Monday, March 3, 2008

Empty and Sad

This morning I am empty and sad instead of full and happy. It seems that denial has many dance partners, happiness and postive thinking among them.

I'll be in the Chemo Chair again tomorrow and am fearful of the side effects experienced last time.

The folks at the Hammer and the Healer called a board meeting yesterday; what's up with the assigned seating? They always put Denial and Fault on either side of me, and Death and Hope straight across from me.
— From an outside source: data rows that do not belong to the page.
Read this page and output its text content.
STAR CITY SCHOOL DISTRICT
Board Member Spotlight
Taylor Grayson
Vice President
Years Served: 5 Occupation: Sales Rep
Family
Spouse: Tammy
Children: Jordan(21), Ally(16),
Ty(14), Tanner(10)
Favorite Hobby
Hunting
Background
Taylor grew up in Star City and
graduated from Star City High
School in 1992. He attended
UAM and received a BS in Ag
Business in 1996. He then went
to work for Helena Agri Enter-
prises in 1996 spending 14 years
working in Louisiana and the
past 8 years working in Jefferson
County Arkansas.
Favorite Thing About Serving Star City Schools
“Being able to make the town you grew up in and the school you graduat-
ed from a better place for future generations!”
Death is currently negotiating for a permanent office but they're not biting. His desk is under the concrete stairs in the emergency exit corridor. He says it's too cold in there and it's hard for him to work in such poor conditions. He says he's going to call WCB.

Hope has a permanent office but it's in the photocopier room. I guess they set it up that way so I'd have to run in to her several times a day.